Diğer bir yandan son yıllardaki başarısız ekonomi politikaları ve uluslar arası ilişkiler, ülkeyi bir ekonomik krizin içine de götürdü.

Şimdi basit bir devlet refleksi ile hareket ediliyor. İç kargaşa ve çatışma çıkar kendi krizini kendin yönet.
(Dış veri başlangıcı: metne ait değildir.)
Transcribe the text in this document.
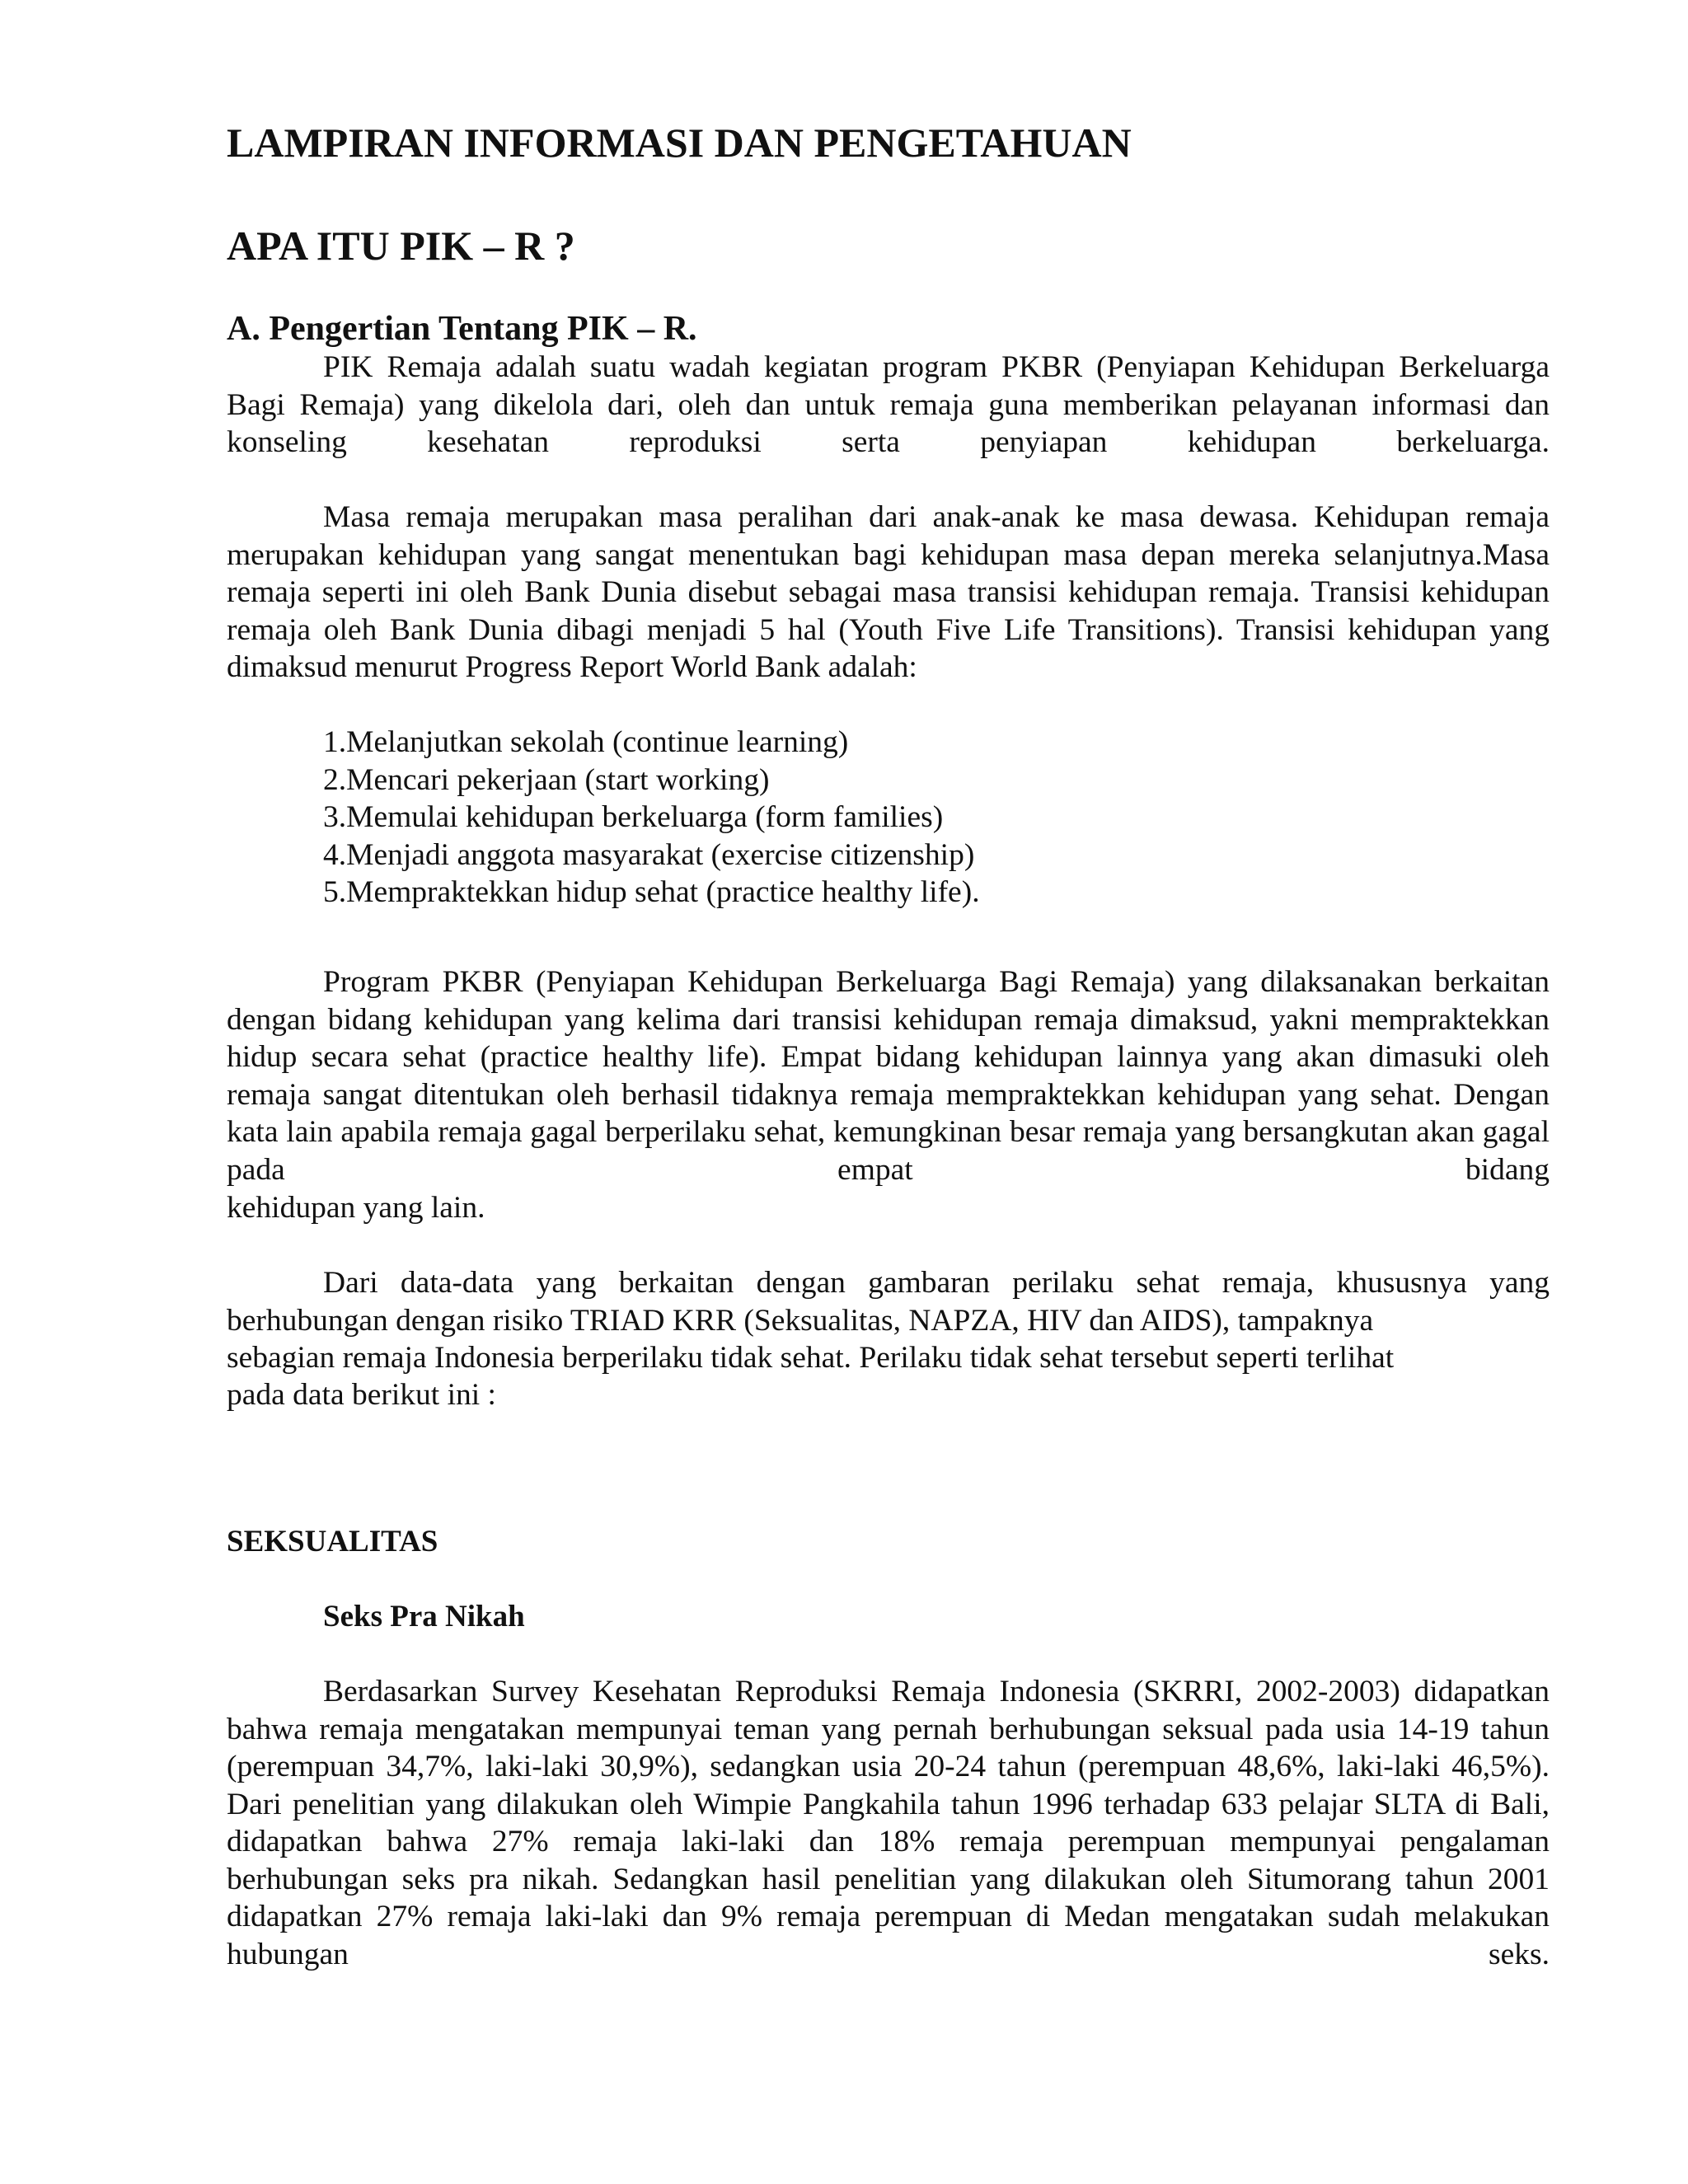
LAMPIRAN INFORMASI DAN PENGETAHUAN
APA ITU PIK – R ?
A. Pengertian Tentang PIK – R.

PIK Remaja adalah suatu wadah kegiatan program PKBR (Penyiapan Kehidupan Berkeluarga Bagi Remaja) yang dikelola dari, oleh dan untuk remaja guna memberikan pelayanan informasi dan konseling kesehatan reproduksi serta penyiapan kehidupan berkeluarga.

Masa remaja merupakan masa peralihan dari anak-anak ke masa dewasa. Kehidupan remaja merupakan kehidupan yang sangat menentukan bagi kehidupan masa depan mereka selanjutnya.Masa remaja seperti ini oleh Bank Dunia disebut sebagai masa transisi kehidupan remaja. Transisi kehidupan remaja oleh Bank Dunia dibagi menjadi 5 hal (Youth Five Life Transitions). Transisi kehidupan yang dimaksud menurut Progress Report World Bank adalah:

1.Melanjutkan sekolah (continue learning)
2.Mencari pekerjaan (start working)
3.Memulai kehidupan berkeluarga (form families)
4.Menjadi anggota masyarakat (exercise citizenship)
5.Mempraktekkan hidup sehat (practice healthy life).

Program PKBR (Penyiapan Kehidupan Berkeluarga Bagi Remaja) yang dilaksanakan berkaitan dengan bidang kehidupan yang kelima dari transisi kehidupan remaja dimaksud, yakni mempraktekkan hidup secara sehat (practice healthy life). Empat bidang kehidupan lainnya yang akan dimasuki oleh remaja sangat ditentukan oleh berhasil tidaknya remaja mempraktekkan kehidupan yang sehat. Dengan kata lain apabila remaja gagal berperilaku sehat, kemungkinan besar remaja yang bersangkutan akan gagal pada empat bidang

kehidupan yang lain.

Dari data-data yang berkaitan dengan gambaran perilaku sehat remaja, khususnya yang berhubungan dengan risiko TRIAD KRR (Seksualitas, NAPZA, HIV dan AIDS), tampaknya

sebagian remaja Indonesia berperilaku tidak sehat. Perilaku tidak sehat tersebut seperti terlihat

pada data berikut ini :

SEKSUALITAS
Seks Pra Nikah

Berdasarkan Survey Kesehatan Reproduksi Remaja Indonesia (SKRRI, 2002-2003) didapatkan bahwa remaja mengatakan mempunyai teman yang pernah berhubungan seksual pada usia 14-19 tahun (perempuan 34,7%, laki-laki 30,9%), sedangkan usia 20-24 tahun (perempuan 48,6%, laki-laki 46,5%). Dari penelitian yang dilakukan oleh Wimpie Pangkahila tahun 1996 terhadap 633 pelajar SLTA di Bali, didapatkan bahwa 27% remaja laki-laki dan 18% remaja perempuan mempunyai pengalaman berhubungan seks pra nikah. Sedangkan hasil penelitian yang dilakukan oleh Situmorang tahun 2001 didapatkan 27% remaja laki-laki dan 9% remaja perempuan di Medan mengatakan sudah melakukan hubungan seks.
Zaten asıl sorun da burada, mevcut krizi, kim yönetirse o kazanacak. Anlaşılıyor ki HDP’nin %13 alması sistemi çok sarsmış, hatta delirtmiş. Seçim sonrası ‘’Ha… şimdi ülke demokratik bir zemine oturdu diyeli’’ çok fazla bir zaman geçmedi. Deyim yerindeyse şimdilerde "Ülkenin şaftı kaydı" diyoruz.

Nasıl olduğunu kimse anlamadı, birden savaşın içinde bulduk kendimizi.
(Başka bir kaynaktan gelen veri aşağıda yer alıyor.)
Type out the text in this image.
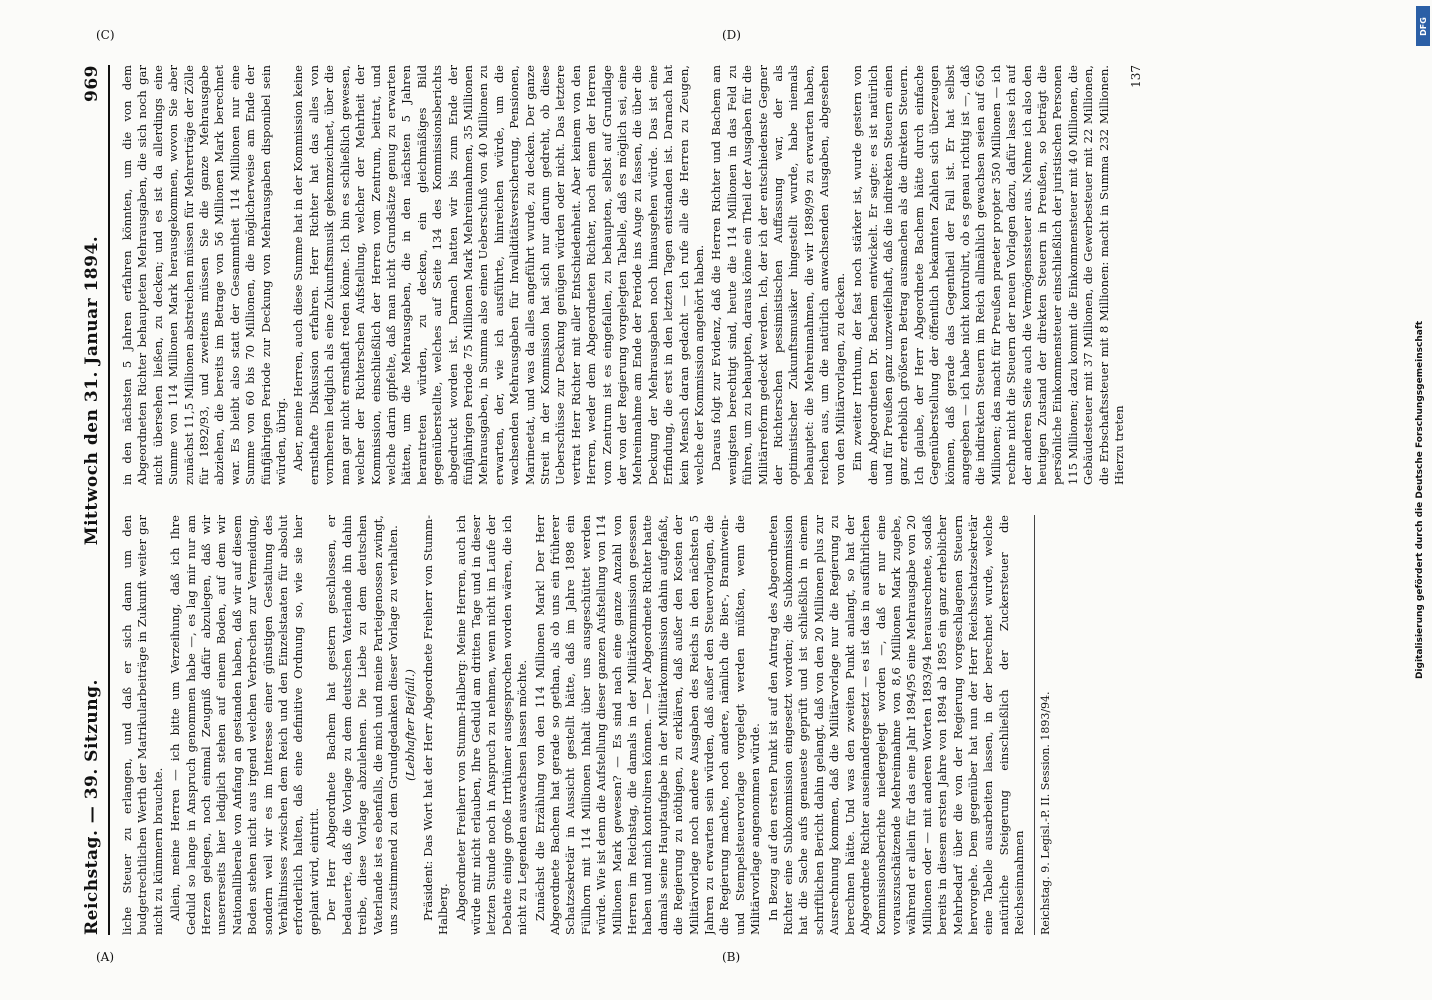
Reichstag. — 39. Sitzung.
Mittwoch den 31. Januar 1894.
969

liche Steuer zu erlangen, und daß er sich dann um den budgetrechtlichen Werth der Matrikularbeiträge in Zukunft weiter gar nicht zu kümmern brauchte. Allein, meine Herren — ich bitte um Verzeihung, daß ich Ihre Geduld so lange in Anspruch genommen habe —, es lag mir nur am Herzen gelegen, noch einmal Zeugniß dafür abzulegen, daß wir unsererseits hier lediglich stehen auf einem Boden, auf dem wir Nationalliberale von Anfang an gestanden haben, daß wir auf diesem Boden stehen nicht aus irgend welchen Verbrechen zur Vermeidung, sondern weil wir es im Interesse einer günstigen Gestaltung des Verhältnisses zwischen dem Reich und den Einzelstaaten für absolut erforderlich halten, daß eine definitive Ordnung so, wie sie hier geplant wird, eintritt. Der Herr Abgeordnete Bachem hat gestern geschlossen, er bedauerte, daß die Vorlage zu dem deutschen Vaterlande ihn dahin treibe, diese Vorlage abzulehnen. Die Liebe zu dem deutschen Vaterlande ist es ebenfalls, die mich und meine Parteigenossen zwingt, uns zustimmend zu dem Grundgedanken dieser Vorlage zu verhalten. (Lebhafter Beifall.) Präsident: Das Wort hat der Herr Abgeordnete Freiherr von Stumm-Halberg. Abgeordneter Freiherr von Stumm-Halberg: Meine Herren, auch ich würde mir nicht erlauben, Ihre Geduld am dritten Tage und in dieser letzten Stunde noch in Anspruch zu nehmen, wenn nicht im Laufe der Debatte einige große Irrthümer ausgesprochen worden wären, die ich nicht zu Legenden auswachsen lassen möchte. Zunächst die Erzählung von den 114 Millionen Mark! Der Herr Abgeordnete Bachem hat gerade so gethan, als ob uns ein früherer Schatzsekretär in Aussicht gestellt hätte, daß im Jahre 1898 ein Füllhorn mit 114 Millionen Inhalt über uns ausgeschüttet werden würde. Wie ist denn die Aufstellung dieser ganzen Aufstellung von 114 Millionen Mark gewesen? — Es sind nach eine ganze Anzahl von Herren im Reichstag, die damals in der Militärkommission gesessen haben und mich kontroliren können. — Der Abgeordnete Richter hatte damals seine Hauptaufgabe in der Militärkommission dahin aufgefaßt, die Regierung zu nöthigen, zu erklären, daß außer den Kosten der Militärvorlage noch andere Ausgaben des Reichs in den nächsten 5 Jahren zu erwarten sein würden, daß außer den Steuervorlagen, die die Regierung machte, noch andere, nämlich die Bier-, Branntwein- und Stempelsteuervorlage vorgelegt werden müßten, wenn die Militärvorlage angenommen würde. In Bezug auf den ersten Punkt ist auf den Antrag des Abgeordneten Richter eine Subkommission eingesetzt worden; die Subkommission hat die Sache aufs genaueste geprüft und ist schließlich in einem schriftlichen Bericht dahin gelangt, daß von den 20 Millionen plus zur Ausrechnung kommen, daß die Militärvorlage nur die Regierung zu berechnen hätte. Und was den zweiten Punkt anlangt, so hat der Abgeordnete Richter auseinandergesetzt — es ist das in ausführlichen Kommissionsberichte niedergelegt worden —, daß er nur eine vorauszuschätzende Mehreinnahme von 8,6 Millionen Mark zugebe, während er allein für das eine Jahr 1894/95 eine Mehrausgabe von 20 Millionen oder — mit anderen Worten 1893/94 herausrechnete, sodaß bereits in diesem ersten Jahre von 1894 ab 1895 ein ganz erheblicher Mehrbedarf über die von der Regierung vorgeschlagenen Steuern hervorgehe. Dem gegenüber hat nun der Herr Reichsschatzsekretär eine Tabelle ausarbeiten lassen, in der berechnet wurde, welche natürliche Steigerung einschließlich der Zuckersteuer die Reichseinnahmen	Reichstag. 9. Legisl.-P. II. Session. 1893/94.

in den nächsten 5 Jahren erfahren könnten, um die von dem Abgeordneten Richter behaupteten Mehrausgaben, die sich noch gar nicht übersehen ließen, zu decken; und es ist da allerdings eine Summe von 114 Millionen Mark herausgekommen, wovon Sie aber zunächst 11,5 Millionen abstreichen müssen für Mehrerträge der Zölle für 1892/93, und zweitens müssen Sie die ganze Mehrausgabe abziehen, die bereits im Betrage von 56 Millionen Mark berechnet war. Es bleibt also statt der Gesammtheit 114 Millionen nur eine Summe von 60 bis 70 Millionen, die möglicherweise am Ende der fünfjährigen Periode zur Deckung von Mehrausgaben disponibel sein würden, übrig. Aber, meine Herren, auch diese Summe hat in der Kommission keine ernsthafte Diskussion erfahren. Herr Richter hat das alles von vornherein lediglich als eine Zukunftsmusik gekennzeichnet, über die man gar nicht ernsthaft reden könne. Ich bin es schließlich gewesen, welcher der Richterschen Aufstellung, welcher der Mehrheit der Kommission, einschließlich der Herren vom Zentrum, beitrat, und welche darin gipfelte, daß man nicht Grundsätze genug zu erwarten hätten, um die Mehrausgaben, die in den nächsten 5 Jahren herantreten würden, zu decken, ein gleichmäßiges Bild gegenüberstellte, welches auf Seite 134 des Kommissionsberichts abgedruckt worden ist. Darnach hatten wir bis zum Ende der fünfjährigen Periode 75 Millionen Mark Mehreinnahmen, 35 Millionen Mehrausgaben, in Summa also einen Ueberschuß von 40 Millionen zu erwarten, der, wie ich ausführte, hinreichen würde, um die wachsenden Mehrausgaben für Invaliditätsversicherung, Pensionen, Marineetat, und was da alles angeführt wurde, zu decken. Der ganze Streit in der Kommission hat sich nur darum gedreht, ob diese Ueberschüsse zur Deckung genügen würden oder nicht. Das letztere vertrat Herr Richter mit aller Entschiedenheit. Aber keinem von den Herren, weder dem Abgeordneten Richter, noch einem der Herren vom Zentrum ist es eingefallen, zu behaupten, selbst auf Grundlage der von der Regierung vorgelegten Tabelle, daß es möglich sei, eine Mehreinnahme am Ende der Periode ins Auge zu fassen, die über die Deckung der Mehrausgaben noch hinausgehen würde. Das ist eine Erfindung, die erst in den letzten Tagen entstanden ist. Darnach hat kein Mensch daran gedacht — ich rufe alle die Herren zu Zeugen, welche der Kommission angehört haben. Daraus folgt zur Evidenz, daß die Herren Richter und Bachem am wenigsten berechtigt sind, heute die 114 Millionen in das Feld zu führen, um zu behaupten, daraus könne ein Theil der Ausgaben für die Militärreform gedeckt werden. Ich, der ich der entschiedenste Gegner der Richterschen pessimistischen Auffassung war, der als optimistischer Zukunftsmusiker hingestellt wurde, habe niemals behauptet: die Mehreinnahmen, die wir 1898/99 zu erwarten haben, reichen aus, um die natürlich anwachsenden Ausgaben, abgesehen von den Militärvorlagen, zu decken. Ein zweiter Irrthum, der fast noch stärker ist, wurde gestern von dem Abgeordneten Dr. Bachem entwickelt. Er sagte: es ist natürlich und für Preußen ganz unzweifelhaft, daß die indirekten Steuern einen ganz erheblich größeren Betrag ausmachen als die direkten Steuern. Ich glaube, der Herr Abgeordnete Bachem hätte durch einfache Gegenüberstellung der öffentlich bekannten Zahlen sich überzeugen können, daß gerade das Gegentheil der Fall ist. Er hat selbst angegeben — ich habe nicht kontrolirt, ob es genau richtig ist —, daß die indirekten Steuern im Reich allmählich gewachsen seien auf 650 Millionen; das macht für Preußen praeter propter 350 Millionen — ich rechne nicht die Steuern der neuen Vorlagen dazu, dafür lasse ich auf der anderen Seite auch die Vermögenssteuer aus. Nehme ich also den heutigen Zustand der direkten Steuern in Preußen, so beträgt die persönliche Einkommensteuer einschließlich der juristischen Personen 115 Millionen; dazu kommt die Einkommensteuer mit 40 Millionen, die Gebäudesteuer mit 37 Millionen, die Gewerbesteuer mit 22 Millionen, die Erbschaftssteuer mit 8 Millionen: macht in Summa 232 Millionen. Hierzu treten

137
(A)	(B)
(C)	(D)	DFG
Digitalisierung gefördert durch die Deutsche Forschungsgemeinschaft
Kim başlattı, nasıl başladı bunlar çok konuşulur ama kesin bir şey vardı ve bir şeylerin üstü örtülüyordu. Hem de ekonominin en kırılgan olduğu bir dönemde. Ekonomik veriler Türkiye batıyor diyor. C.B. Ekonomi başdanışmanı Cemil Ertem durum gayet iyi diyor. Ekonomi bakanı Nihat Zeybekçi her şey yolunda diyor.

Aslında durum hiç iyi değil ve her şey çok kötü gidiyor. Devletin siyasal krizi ve ülkenin ekonomik krizi, hiç teyet havasında değil.

Ama krizi şiddet sarmalında yönetmek, halkı saflara ayırmak ve savaş ekseninde bir çıkış yolu bulmak eski ve tutan bir yöntem. Durumu idare edebildiğiniz sürece her şey bu süreci yönetebilenin lehinedir.

AKP şimdi bunu deniyor. Çünkü başka çıkışı yok, demokrasiye dönemez.

Şu ana kadar durumu gayet iyi kotardı. Rakipleri ne olduğunu anlayamadan kendilerini savaş halinde buldular ve şimdi dünyada ki en zor ve seçilmek zorunda olan iki seçenekle karşı karşıyalar… SAVAŞ veya BARIŞ… Zor karar ama hızlıca verilmeli. Korkarım ki bu durum böyle devam ederse ortada verilecek bir karar veya siyasi bir alan da kalmayacak. AKP bütün seçenekleri tüketecek-tükettirecek.

Halk yine kaybedecek…

Bu soruna güvenlik temelinden bakmak ise ayrı bir felaket demek olacak. İnsanlar güvenlikleri uğruna özgürlüklerinden vazgeçtiklerinde bu savaşın kazananı hiç şüphesiz AKP ve onun terör uzantıları olacak.

Kuşatma ve bombardıman altındakilerin bugün, bu saat itibari ile barış söylemleri ne kadar etkili olabilir. Savaşa sıkıştırılan bir bölge ve savaşta taraf olmaya zorlanan bir ülke var.

Sonuç ne olursa olsun kriz savaş politikaları ile çözülmelidir diyen bir iktidar ve barış özleyen bir halk var.